The market watchdog has come up with a slew of measures after the debt mutual fund universe was hit by a series of defaults and downgrades, starting with IL&FS fiasco. Earlier, Sebi made early redemptions from liquid funds more expensive with a graded exit load structure. The watchdog also defined some norms for debt mutual funds’ lending against shares to make the schemes safer for investors. Sebi also made disclosures stricter for promoters’ share pledges. In the most recent circular, Sebi directed the mutual fund houses to inform valuation agencies and credit rating agencies about any changes in terms of investments in their debt or money market funds.
Puneet Oberoi, Founder, Excellent Investment Advisors, says Sebi wants to ensure that no debt mutual fund category other than credit risk funds takes unnecessary risk. “But this can lead to lower returns and lower inflow into the debt mutual fund schemes. Investors will have to choose one among safety and extra returns in the coming time,” he says.
“Most of the AMCs -big and small, excluding a few like Franklin Templeton – have their portfolios full of just AAA-rated papers and securities. They are taking zero bets on even AA-rated papers. A fund manager’s job is to manage schemes, not to just sit in the highest rated ones. How will you make money in the scheme if you don’t take calls and keep buying expensive securities,” asks a mutual fund advisor, who does not want to be named.
“Most short-term schemes are not making money. Yields are low and fund houses don’t want to take risk. I think we are staring at a time when debt mutual funds will be safer, but will not make extra returns,” says Chokkalingam Palaniappan, Founder, Prakala Wealth Management, a Chennai-based wealth management firm.
Chokkalingam says mutual funds are in a good position at this point of time because the past one-year data is in their favour.
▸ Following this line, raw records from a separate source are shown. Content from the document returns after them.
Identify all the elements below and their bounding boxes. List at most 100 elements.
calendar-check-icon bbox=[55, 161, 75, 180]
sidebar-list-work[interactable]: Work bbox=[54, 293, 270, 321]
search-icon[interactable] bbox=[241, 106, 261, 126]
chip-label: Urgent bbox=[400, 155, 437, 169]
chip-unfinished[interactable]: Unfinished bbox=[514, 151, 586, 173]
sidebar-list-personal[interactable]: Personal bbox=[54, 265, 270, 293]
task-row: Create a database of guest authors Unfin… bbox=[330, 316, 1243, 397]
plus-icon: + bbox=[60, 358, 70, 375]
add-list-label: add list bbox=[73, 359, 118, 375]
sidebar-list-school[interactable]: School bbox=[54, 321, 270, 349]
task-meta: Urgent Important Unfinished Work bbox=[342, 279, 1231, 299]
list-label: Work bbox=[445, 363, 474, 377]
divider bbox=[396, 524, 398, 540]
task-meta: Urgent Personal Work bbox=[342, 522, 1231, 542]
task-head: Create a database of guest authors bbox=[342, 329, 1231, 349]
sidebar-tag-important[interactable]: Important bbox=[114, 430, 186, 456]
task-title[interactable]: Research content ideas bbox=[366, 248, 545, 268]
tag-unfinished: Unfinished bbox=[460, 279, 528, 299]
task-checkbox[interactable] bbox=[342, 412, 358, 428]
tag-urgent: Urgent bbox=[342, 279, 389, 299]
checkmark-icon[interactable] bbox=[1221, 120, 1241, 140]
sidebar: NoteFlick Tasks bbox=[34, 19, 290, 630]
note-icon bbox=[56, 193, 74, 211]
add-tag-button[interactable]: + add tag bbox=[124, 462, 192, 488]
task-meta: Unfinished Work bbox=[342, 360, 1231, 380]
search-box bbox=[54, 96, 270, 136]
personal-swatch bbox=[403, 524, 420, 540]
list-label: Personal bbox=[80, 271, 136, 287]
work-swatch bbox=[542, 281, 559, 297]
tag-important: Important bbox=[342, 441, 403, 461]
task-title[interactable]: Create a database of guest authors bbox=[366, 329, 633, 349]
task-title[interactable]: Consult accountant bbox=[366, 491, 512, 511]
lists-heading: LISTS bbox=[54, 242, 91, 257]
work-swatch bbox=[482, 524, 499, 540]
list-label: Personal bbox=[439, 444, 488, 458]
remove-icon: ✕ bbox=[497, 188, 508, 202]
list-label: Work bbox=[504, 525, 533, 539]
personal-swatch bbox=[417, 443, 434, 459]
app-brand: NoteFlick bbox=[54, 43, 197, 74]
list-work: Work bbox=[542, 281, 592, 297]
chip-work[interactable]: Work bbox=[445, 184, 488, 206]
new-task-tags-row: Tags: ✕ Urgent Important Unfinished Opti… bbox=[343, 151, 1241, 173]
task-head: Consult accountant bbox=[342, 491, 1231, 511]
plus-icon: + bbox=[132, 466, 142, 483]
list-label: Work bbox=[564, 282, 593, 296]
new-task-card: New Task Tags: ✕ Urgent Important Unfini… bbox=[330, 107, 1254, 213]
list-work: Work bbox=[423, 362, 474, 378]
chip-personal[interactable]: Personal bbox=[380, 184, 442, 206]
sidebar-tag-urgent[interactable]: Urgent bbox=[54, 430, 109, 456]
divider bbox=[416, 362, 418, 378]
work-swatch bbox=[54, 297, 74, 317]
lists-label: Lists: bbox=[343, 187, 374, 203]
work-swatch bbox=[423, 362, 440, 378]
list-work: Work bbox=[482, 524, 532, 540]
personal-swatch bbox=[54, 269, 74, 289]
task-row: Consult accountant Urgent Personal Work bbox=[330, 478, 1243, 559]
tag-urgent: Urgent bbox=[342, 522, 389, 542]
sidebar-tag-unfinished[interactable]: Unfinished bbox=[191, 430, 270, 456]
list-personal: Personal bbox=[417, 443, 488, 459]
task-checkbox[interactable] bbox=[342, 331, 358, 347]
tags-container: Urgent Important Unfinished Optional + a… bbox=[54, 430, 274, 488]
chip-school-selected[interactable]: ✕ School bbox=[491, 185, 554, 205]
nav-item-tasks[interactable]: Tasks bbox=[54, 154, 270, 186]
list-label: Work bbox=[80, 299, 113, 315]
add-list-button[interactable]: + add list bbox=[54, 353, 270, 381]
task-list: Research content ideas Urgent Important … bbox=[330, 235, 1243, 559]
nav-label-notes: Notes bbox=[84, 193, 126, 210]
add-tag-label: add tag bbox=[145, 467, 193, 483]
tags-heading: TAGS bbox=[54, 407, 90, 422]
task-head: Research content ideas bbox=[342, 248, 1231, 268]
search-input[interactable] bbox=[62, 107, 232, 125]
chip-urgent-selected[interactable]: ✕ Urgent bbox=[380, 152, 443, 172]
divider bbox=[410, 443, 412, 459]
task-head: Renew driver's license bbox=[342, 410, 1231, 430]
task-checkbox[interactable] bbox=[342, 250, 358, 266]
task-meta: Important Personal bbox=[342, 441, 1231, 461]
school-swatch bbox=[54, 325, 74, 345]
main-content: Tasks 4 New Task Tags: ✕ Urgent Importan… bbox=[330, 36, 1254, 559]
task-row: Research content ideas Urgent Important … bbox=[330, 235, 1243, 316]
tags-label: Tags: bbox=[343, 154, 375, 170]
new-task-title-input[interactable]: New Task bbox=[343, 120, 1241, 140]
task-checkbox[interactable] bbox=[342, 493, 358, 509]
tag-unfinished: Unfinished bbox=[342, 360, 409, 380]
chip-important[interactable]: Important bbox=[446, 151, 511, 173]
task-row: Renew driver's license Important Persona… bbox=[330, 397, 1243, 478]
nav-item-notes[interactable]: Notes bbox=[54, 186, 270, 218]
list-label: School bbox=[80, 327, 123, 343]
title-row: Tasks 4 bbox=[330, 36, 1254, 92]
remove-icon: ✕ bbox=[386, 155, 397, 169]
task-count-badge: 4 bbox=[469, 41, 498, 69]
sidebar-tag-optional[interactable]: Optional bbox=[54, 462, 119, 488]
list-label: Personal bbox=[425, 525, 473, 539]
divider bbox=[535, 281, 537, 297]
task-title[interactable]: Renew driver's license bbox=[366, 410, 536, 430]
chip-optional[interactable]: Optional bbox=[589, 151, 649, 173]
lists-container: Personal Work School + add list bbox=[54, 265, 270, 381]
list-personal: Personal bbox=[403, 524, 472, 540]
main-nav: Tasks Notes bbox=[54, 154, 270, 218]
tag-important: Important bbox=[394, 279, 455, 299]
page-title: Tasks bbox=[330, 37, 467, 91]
“Investors generally bet on after looking at the past performance. We will have to see how these schemes fare with a portfolio of just AAA-rated securities. There is competition from RBI bonds, Senior Citizens Saving Schemes, Sukanya Samridhi Yojna. Bank FDs which are giving around 7% rate of interest these days, ironically they bet on lower-rated papers,” adds Chokkalingam.
|Debt fund category||1-year return (in %)|
|Medium to Long Duration||8.77|
|Ultra Short Duration||6.98|
|Banking and PSU||10.73|
Puneet Oberoi says the intense Sebi scruitny has resulted in the AMCs started becoming cautious about the risk they take in debt mutual funds. “Post the IL&FS default, the way debt funds are managed has changed drastically,” says Oberoi, who adds that this has been prompted by the reaction of mutual fund investors advisors after the recent debacles faced by many debt mutual fund schemes.
“Mutual fund advisors like us asked investors to not to bet on schemes that are run with extra risk and investors followed our advice. Now, we are seeing that many mutual fund houses are building their portfolios with the safest papers. So, there is no place for an investor who wants to take extra risk to earn extra returns,” says Oberoi.